Sure, there is a lot to not like about Hitchens. In fact, I'm pretty sure I'll get static from M for my status updates and tweets this morning praising him. He glorified the vices of smoking and drinking and I'm guessing he could easily draw you to tears and get some glee from it if you got on his bad side. But I can say this - every time I have read or heard him, there was always at least a moment, often more, where I thought:

"damn. I wish I had written that."

I recall driving a few hours to a work meeting and listening to an interview on public radio. His voice was tired and a bit slow, but the aggression was still there. He wondered aloud about what was so fucking "noble" about "fighting" cancer and questioned the language of the "survivor." I so wish I had exact quotes to share with you this morning but the gist of his questioning was:

how can they say I am fighting cancer when this disease has waged a war on me?
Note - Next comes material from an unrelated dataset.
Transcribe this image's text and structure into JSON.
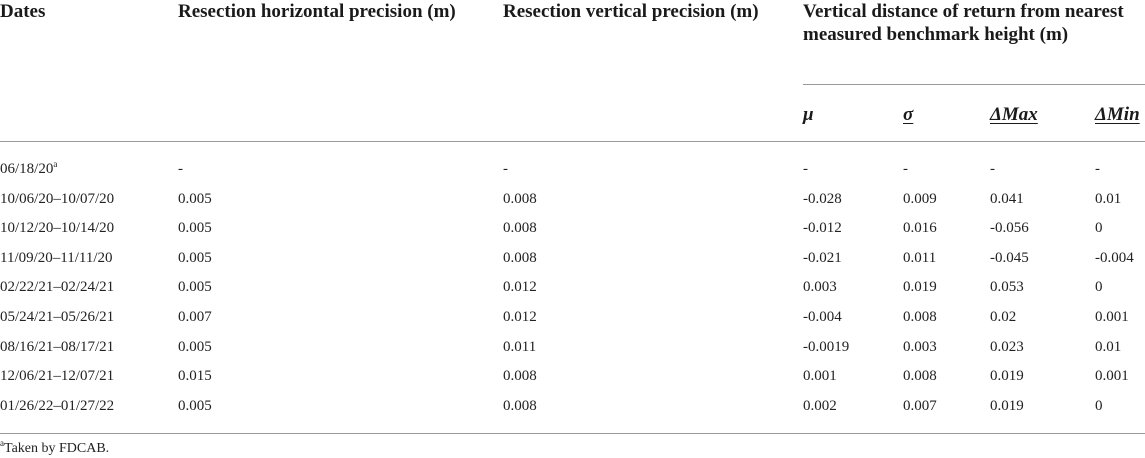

AND it's truly kicking my ass. We're all pretty well aware of who will eventually win. This was not my choice, not my design, nothing I needed to prove to myself. I am simply trying not to die.

There is no bravado here. Simply words that I think most people living with or through cancer have often felt. I know I have. Stop making me out to be a goddamn hero and just stop pushing poison into my veins m'kay? I never tried to be brave. In fact, I don't recall ever, ever, ever having a choice in the matter. Which was pretty much Hitchens' point, made far more eloquently.

"He seldom produced an uninteresting sentence," is what the Washington Post said this morning.

Whoa.

What writer doesn't strive for this to be his/her eulogy? What tribute means more than this?

If you've never read any of Hitchens' essay, might I suggest this one? Because I think there are some pieces here to which we can all relate:

"...one thing that grave illness [or loss, my insertion] does is to make you examine familiar principles and seemingly reliable sayings. And there’s one that I find I am not saying with quite the same conviction as I once used to: In particular, I have slightly stopped issuing the announcement that “Whatever doesn’t kill me makes me stronger.”

3 comments:

Carla said...

I too am saddened by his death. Many people do not like him. For those that do, he will be greatly missed.

Mo said...

Beautiful post. I agree completely with his feelings on being cast into the unwanted role of cancer warrior. those of us who have had to deal with that diagnosis have just done what we could to survive, "simply trying not to die."

I will check out the essay you recommend. Compelling quote/excerpt you shared.

Unfortunately, another great mind lost.

Mo

Two Shorten the Road said...

That last saying is one of the only typical platitudes that I still think can be true in many cases. In this case, the cancer didn't make him stronger... and it did kill him.

The one I hate is "God never gives you more than you can handle." When people say that to anyone in my vicinity, I want to punch them in the face.